Trey mmhmms. "I mean, if I knew what the scent was, I could detect it, but I would have to be familiar with the whole cycle of scent. I knew with one girl I was friends with, but there wasn't anything like that between us." He looks at Trent, horrified at the very idea. "But human females have needs beyond protection during pregnancy and I am... so, so very not qualified for that role. And humans, in theory, mate permanently, or semi-permanently. Cats don't. Not at all... I mean, I want to... ah, fuck, I don't know. I'm a cat but I'm enough human to be confused as fuck."



Trent claps him on the back and grins. "You're a good boy, is what you are. Nobody should be pressuring you into anything you don't feel ready to do, least of all human girls who see the exciting native boy and decide it's their job to seduce him into a life of sin. You've got a long, long life ahead of you to figure out if you ever want to raise kids on two legs. I assume you can always break into a zoo and sire some four-legged cubs on an unsuspecting exhibit, worst case?" The idea isn't without appeal. If humans came in zoos, Trent might...never mind. "It -is- work. A lot of it. Homosexuality does abrogate a lot of these problems, if Massa and I ever decide to deal with whelps it'll be very much a choice."

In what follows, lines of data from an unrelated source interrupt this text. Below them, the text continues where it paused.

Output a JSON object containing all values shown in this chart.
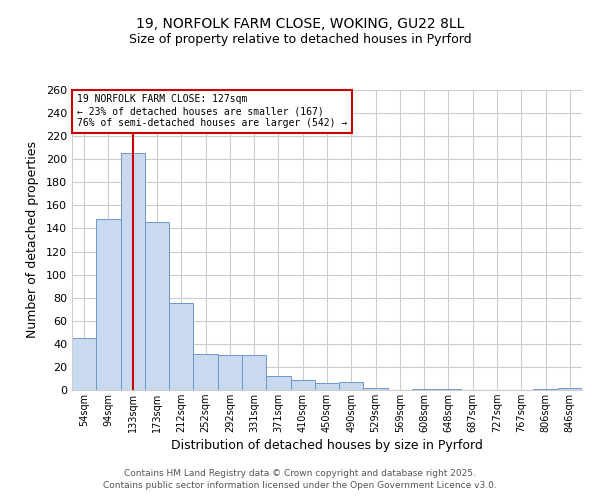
{
  "title_line1": "19, NORFOLK FARM CLOSE, WOKING, GU22 8LL",
  "title_line2": "Size of property relative to detached houses in Pyrford",
  "xlabel": "Distribution of detached houses by size in Pyrford",
  "ylabel": "Number of detached properties",
  "categories": [
    "54sqm",
    "94sqm",
    "133sqm",
    "173sqm",
    "212sqm",
    "252sqm",
    "292sqm",
    "331sqm",
    "371sqm",
    "410sqm",
    "450sqm",
    "490sqm",
    "529sqm",
    "569sqm",
    "608sqm",
    "648sqm",
    "687sqm",
    "727sqm",
    "767sqm",
    "806sqm",
    "846sqm"
  ],
  "values": [
    45,
    148,
    205,
    146,
    75,
    31,
    30,
    30,
    12,
    9,
    6,
    7,
    2,
    0,
    1,
    1,
    0,
    0,
    0,
    1,
    2
  ],
  "bar_color": "#c9d9f0",
  "bar_edge_color": "#7096c8",
  "vline_x": 2,
  "vline_color": "#cc0000",
  "annotation_line1": "19 NORFOLK FARM CLOSE: 127sqm",
  "annotation_line2": "← 23% of detached houses are smaller (167)",
  "annotation_line3": "76% of semi-detached houses are larger (542) →",
  "ylim": [
    0,
    260
  ],
  "yticks": [
    0,
    20,
    40,
    60,
    80,
    100,
    120,
    140,
    160,
    180,
    200,
    220,
    240,
    260
  ],
  "footer_line1": "Contains HM Land Registry data © Crown copyright and database right 2025.",
  "footer_line2": "Contains public sector information licensed under the Open Government Licence v3.0.",
  "background_color": "#ffffff",
  "grid_color": "#cccccc"
}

Trey laughs and says, "Not so much good as intimidated. Not much scares me, but finding myself in a situation where both people were miserable sounds like some kind of hell." He narrows his eyes again, and says, "Is *that* what does it? Because I've had women react to me oddly -- in ways I see now as maybe hitting on me -- and you think it's because of my human heritage? Huh. I mean, don't get me wrong, I know about political injustice and history -- but that seems kind of disgusting, to objectify Native humans." He rocks back, a lazy smile crossing his lips. "Another Lynx would be easier, but I'm not sure it would be enough, either. But no child of mine would grow up in a zoo. If anything, I would free a lynx and find a range for her to hunt, then mate with her. But she would drive me away as soon as the kittens were born, because some cat fathers kill their young." He sits back, big thoughts twisting his mind around a bit, and then says, "I assume you would adopt, or find a woman to bear a child by one of you."



"White folks do indeed be disgusting," says Trent evenly. "I'm sure plenty of em are just flirting with you because you're cute. And sort of artfully guileless. People like that shit. But some of them, definitely yeah, seeing you as exotic in your people's own lands. We suck a lot," he sighs. "As for me and Massa...yeah, range of options. My family has a long tradition of adoption--I was adopted, my mother was, her mother, for hundreds of years back--and -I- have a long personal tradition of siring kids on people who want to raise them without me in the picture, for whatever reason. Fertility magic," he shrugs. "It's a thing. And Massa's..." He pauses and stops himself, very obviously. "I don't know what Massa's deal is," he coughs. Oops. Lies are hard.